On a single night in January 2015, when volunteers across the U.S. visited homeless shelters and city streets to take a census of the number of people living without housing for a HUD survey, they counted 546,580 people (though the number may well be much higher, given the limitations of counting by hand). The map shows their locations, and also overlays data about other factors such as unemployment rates and the cost of rent.
“Instead of just looking at the homeless population, I wanted to contextualize it within the rest of the systems or societal factors that we live with . . . there are all these other systemic factors at work that lead someone down the path that they become at risk of being homeless,” says urban planner Gretchen Keillor, who led the creation of the site. “I wanted to explore and draw parallels between what some of those systemic factors might be, and actually be able to visualize them side by side with information about the homeless population.”
Keillor began working on the website after moving to the Boston area two years ago, to a part of Cambridge where she saw people experiencing homelessness every day. Sasaki, the planning and design firm she works for, provided a grant for the work. “I think they saw, similar to what I had perceived, that we as a planning and design firm do so much in urban spaces, and this population is a huge part of those urban spaces, and it’s often a really challenging issue for our clients to address,” she says.
The website helps put homelessness in context, explaining that the definition is broader than most people realize, including people who might be on the verge of losing housing, or who are sleeping on a friend’s couch. (The HUD survey misses many of these people.) It also talks about the most common causes of homelessness. The list starts with a lack of affordable housing and unemployment, not mental illness or addiction.
“There is this misconception or stereotype about the average homeless person that you see on the street, that they might have substance abuse issues or mental health issues,” says Keillor. “And I wanted to try and overcome that by presenting what you see on the home page of the website, which is kind of a 101 primer on homelessness.”
The last section of the site is a tool to help visitors find a way to help. On a city level, push your leaders to explore solutions like “housing first,” a model that tries to provide permanent housing as quickly as possible. Businesses might put stickers in their windows to let a homeless person know they’ll be welcome if they need a glass of water or a restroom. Architects might create flexible buildings that can convert to provide new housing when needed. Urban planners could help clients think about space differently–if one type of design involves spikes to keep a homeless person from sitting on a ledge, another might deliberately try to provide shelter. Keillor points to the example of a Danish city that designed space in a park for a homeless population to use during the day.
When Keillor wrote to the Danish park planner to ask about the project, his response illustrated how differently the city approached design compared to most in the U.S. “I asked, ‘How did you get the community on board?'” she says. “He wrote back and said, ‘That’s just such a strange question to me, because in my mind [homeless people] are citizens, too. They’re just part of our community.”

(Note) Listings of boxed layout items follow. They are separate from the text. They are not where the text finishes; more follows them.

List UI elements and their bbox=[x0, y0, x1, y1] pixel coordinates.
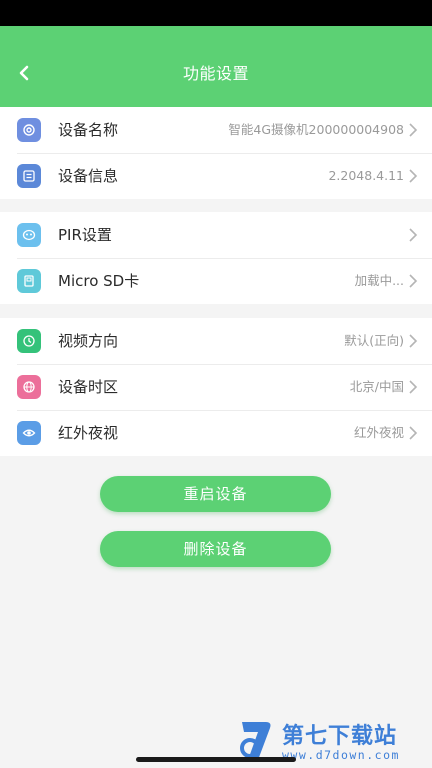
row-timezone[interactable]: 设备时区 北京/中国 bbox=[0, 364, 432, 410]
row-label: 设备信息 bbox=[58, 167, 119, 185]
chevron-right-icon bbox=[409, 228, 418, 242]
row-device-name[interactable]: 设备名称 智能4G摄像机200000004908 bbox=[0, 107, 432, 153]
row-device-info[interactable]: 设备信息 2.2048.4.11 bbox=[0, 153, 432, 199]
row-night-vision[interactable]: 红外夜视 红外夜视 bbox=[0, 410, 432, 456]
eye-icon bbox=[17, 421, 41, 445]
row-label: PIR设置 bbox=[58, 226, 112, 244]
row-label: Micro SD卡 bbox=[58, 272, 140, 290]
row-label: 红外夜视 bbox=[58, 424, 119, 442]
settings-group-device: 设备名称 智能4G摄像机200000004908 设备信息 2.2048.4.1… bbox=[0, 107, 432, 199]
chevron-right-icon bbox=[409, 274, 418, 288]
chevron-right-icon bbox=[409, 334, 418, 348]
row-value: 2.2048.4.11 bbox=[328, 168, 404, 183]
pir-sensor-icon bbox=[17, 223, 41, 247]
page-title: 功能设置 bbox=[182, 64, 249, 83]
row-video-direction[interactable]: 视频方向 默认(正向) bbox=[0, 318, 432, 364]
settings-group-video: 视频方向 默认(正向) 设备时区 北京/中国 红外夜视 红外夜视 bbox=[0, 318, 432, 456]
row-label: 视频方向 bbox=[58, 332, 119, 350]
chevron-right-icon bbox=[409, 426, 418, 440]
row-value: 默认(正向) bbox=[344, 333, 404, 348]
globe-icon bbox=[17, 375, 41, 399]
row-label: 设备时区 bbox=[58, 378, 119, 396]
row-value: 北京/中国 bbox=[349, 379, 404, 394]
row-value: 红外夜视 bbox=[353, 425, 404, 440]
home-indicator bbox=[136, 757, 296, 762]
settings-group-storage: PIR设置 Micro SD卡 加载中... bbox=[0, 212, 432, 304]
delete-device-button[interactable]: 删除设备 bbox=[100, 531, 331, 567]
watermark-name: 第七下载站 bbox=[282, 724, 398, 749]
status-bar bbox=[0, 0, 432, 26]
chevron-right-icon bbox=[409, 123, 418, 137]
row-label: 设备名称 bbox=[58, 121, 119, 139]
watermark-url: www.d7down.com bbox=[282, 748, 400, 762]
row-value: 智能4G摄像机200000004908 bbox=[228, 122, 404, 137]
camera-icon bbox=[17, 118, 41, 142]
rotate-icon bbox=[17, 329, 41, 353]
chevron-right-icon bbox=[409, 380, 418, 394]
row-value: 加载中... bbox=[354, 273, 404, 288]
row-pir[interactable]: PIR设置 bbox=[0, 212, 432, 258]
sd-card-icon bbox=[17, 269, 41, 293]
info-doc-icon bbox=[17, 164, 41, 188]
nav-header: 功能设置 bbox=[0, 26, 432, 116]
restart-device-button[interactable]: 重启设备 bbox=[100, 476, 331, 512]
row-sd-card[interactable]: Micro SD卡 加载中... bbox=[0, 258, 432, 304]
chevron-right-icon bbox=[409, 169, 418, 183]
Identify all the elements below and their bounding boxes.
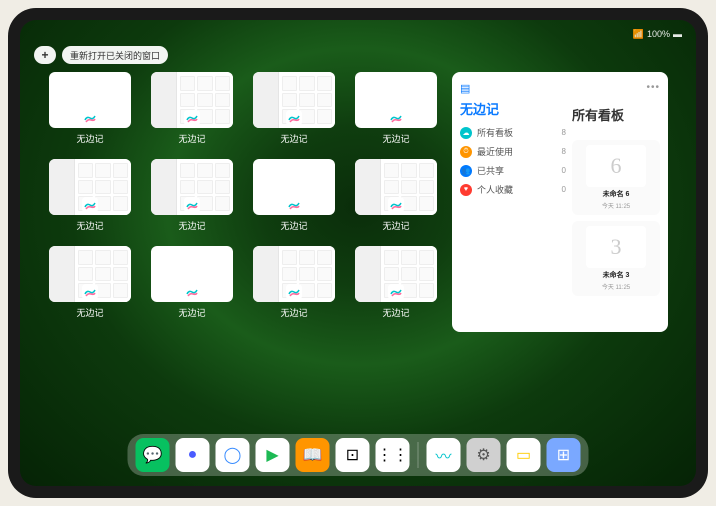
dock-app-browser[interactable]: ◯: [216, 438, 250, 472]
category-count: 0: [562, 166, 566, 175]
category-icon: ⏱: [460, 146, 472, 158]
category-row[interactable]: ☁ 所有看板 8: [460, 126, 566, 139]
top-controls: + 重新打开已关闭的窗口: [34, 46, 168, 64]
panel-right: ••• 所有看板 6 未命名 6 今天 11:25 3 未命名 3 今天 11:25: [572, 82, 660, 322]
category-row[interactable]: ♥ 个人收藏 0: [460, 183, 566, 196]
dock-app-freeform[interactable]: 〰: [427, 438, 461, 472]
window-grid: 无边记无边记无边记无边记无边记无边记无边记无边记无边记无边记无边记无边记: [48, 72, 438, 428]
window-label: 无边记: [76, 306, 103, 319]
more-icon[interactable]: •••: [646, 82, 660, 93]
freeform-icon: [286, 284, 302, 300]
window-thumb[interactable]: 无边记: [150, 159, 234, 232]
freeform-icon: [184, 197, 200, 213]
category-row[interactable]: ⏱ 最近使用 8: [460, 145, 566, 158]
window-label: 无边记: [382, 219, 409, 232]
window-label: 无边记: [280, 219, 307, 232]
window-thumb[interactable]: 无边记: [150, 72, 234, 145]
window-label: 无边记: [382, 306, 409, 319]
freeform-icon: [82, 284, 98, 300]
dock-app-recent[interactable]: ⊞: [547, 438, 581, 472]
category-icon: ♥: [460, 184, 472, 196]
category-count: 8: [562, 128, 566, 137]
board-sketch: 6: [586, 145, 646, 187]
sidebar-icon[interactable]: ▤: [460, 82, 470, 95]
content-area: 无边记无边记无边记无边记无边记无边记无边记无边记无边记无边记无边记无边记 ▤ 无…: [48, 72, 668, 428]
dock-app-settings[interactable]: ⚙: [467, 438, 501, 472]
category-icon: 👥: [460, 165, 472, 177]
window-thumb[interactable]: 无边记: [252, 246, 336, 319]
window-thumb[interactable]: 无边记: [150, 246, 234, 319]
panel-left-title: 无边记: [460, 99, 566, 118]
battery-text: 100%: [647, 29, 670, 39]
dock-app-books[interactable]: 📖: [296, 438, 330, 472]
freeform-icon: [82, 110, 98, 126]
category-icon: ☁: [460, 127, 472, 139]
freeform-icon: [388, 197, 404, 213]
board-card[interactable]: 3 未命名 3 今天 11:25: [572, 221, 660, 296]
category-label: 所有看板: [477, 126, 557, 139]
board-date: 今天 11:25: [602, 201, 630, 210]
board-name: 未命名 6: [603, 189, 630, 199]
freeform-icon: [82, 197, 98, 213]
window-label: 无边记: [178, 219, 205, 232]
side-panel: ▤ 无边记 ☁ 所有看板 8 ⏱ 最近使用 8 👥 已共享 0 ♥ 个人收藏 0 ••• 所有看板 6…: [452, 72, 668, 332]
window-thumb[interactable]: 无边记: [354, 72, 438, 145]
reopen-closed-window-button[interactable]: 重新打开已关闭的窗口: [62, 46, 168, 64]
freeform-icon: [388, 110, 404, 126]
freeform-icon: [184, 284, 200, 300]
board-sketch: 3: [586, 226, 646, 268]
ipad-frame: 📶 100% ▬ + 重新打开已关闭的窗口 无边记无边记无边记无边记无边记无边记…: [8, 8, 708, 498]
window-thumb[interactable]: 无边记: [252, 159, 336, 232]
window-label: 无边记: [76, 132, 103, 145]
window-thumb[interactable]: 无边记: [48, 159, 132, 232]
signal-icon: 📶: [633, 29, 644, 40]
freeform-icon: [184, 110, 200, 126]
battery-icon: ▬: [673, 29, 682, 39]
window-thumb[interactable]: 无边记: [354, 246, 438, 319]
board-name: 未命名 3: [603, 270, 630, 280]
panel-left: ▤ 无边记 ☁ 所有看板 8 ⏱ 最近使用 8 👥 已共享 0 ♥ 个人收藏 0: [460, 82, 566, 322]
dock: 💬●◯▶📖⊡⋮⋮ 〰⚙▭⊞: [128, 434, 589, 476]
category-label: 已共享: [477, 164, 557, 177]
window-label: 无边记: [280, 132, 307, 145]
board-date: 今天 11:25: [602, 282, 630, 291]
category-list: ☁ 所有看板 8 ⏱ 最近使用 8 👥 已共享 0 ♥ 个人收藏 0: [460, 126, 566, 196]
category-label: 最近使用: [477, 145, 557, 158]
dock-app-app7[interactable]: ⋮⋮: [376, 438, 410, 472]
window-label: 无边记: [280, 306, 307, 319]
dock-app-app4[interactable]: ▶: [256, 438, 290, 472]
new-window-button[interactable]: +: [34, 46, 56, 64]
board-card[interactable]: 6 未命名 6 今天 11:25: [572, 140, 660, 215]
category-count: 0: [562, 185, 566, 194]
category-label: 个人收藏: [477, 183, 557, 196]
window-thumb[interactable]: 无边记: [252, 72, 336, 145]
freeform-icon: [388, 284, 404, 300]
dock-app-notes[interactable]: ▭: [507, 438, 541, 472]
window-label: 无边记: [76, 219, 103, 232]
dock-separator: [418, 442, 419, 468]
dock-app-quark[interactable]: ●: [176, 438, 210, 472]
screen: 📶 100% ▬ + 重新打开已关闭的窗口 无边记无边记无边记无边记无边记无边记…: [20, 20, 696, 486]
window-thumb[interactable]: 无边记: [48, 246, 132, 319]
panel-right-title: 所有看板: [572, 105, 660, 124]
boards-list: 6 未命名 6 今天 11:25 3 未命名 3 今天 11:25: [572, 140, 660, 296]
status-right: 📶 100% ▬: [633, 29, 682, 40]
freeform-icon: [286, 110, 302, 126]
dock-app-app6[interactable]: ⊡: [336, 438, 370, 472]
window-thumb[interactable]: 无边记: [48, 72, 132, 145]
freeform-icon: [286, 197, 302, 213]
window-thumb[interactable]: 无边记: [354, 159, 438, 232]
status-bar: 📶 100% ▬: [20, 26, 696, 42]
dock-app-wechat[interactable]: 💬: [136, 438, 170, 472]
category-row[interactable]: 👥 已共享 0: [460, 164, 566, 177]
window-label: 无边记: [178, 306, 205, 319]
category-count: 8: [562, 147, 566, 156]
window-label: 无边记: [382, 132, 409, 145]
window-label: 无边记: [178, 132, 205, 145]
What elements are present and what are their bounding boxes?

The new site is designed to help others think differently about how they could help address homelessness. “I just really hope that this helps reframe the conversation about homelessness to be about people,” she says. “I think we think about it as data or this weird nonhuman demographic that we don’t know how to interact with. It’s really members of our communities that have ended up in these less-than-ideal situations. It’s about humanizing the problem again.”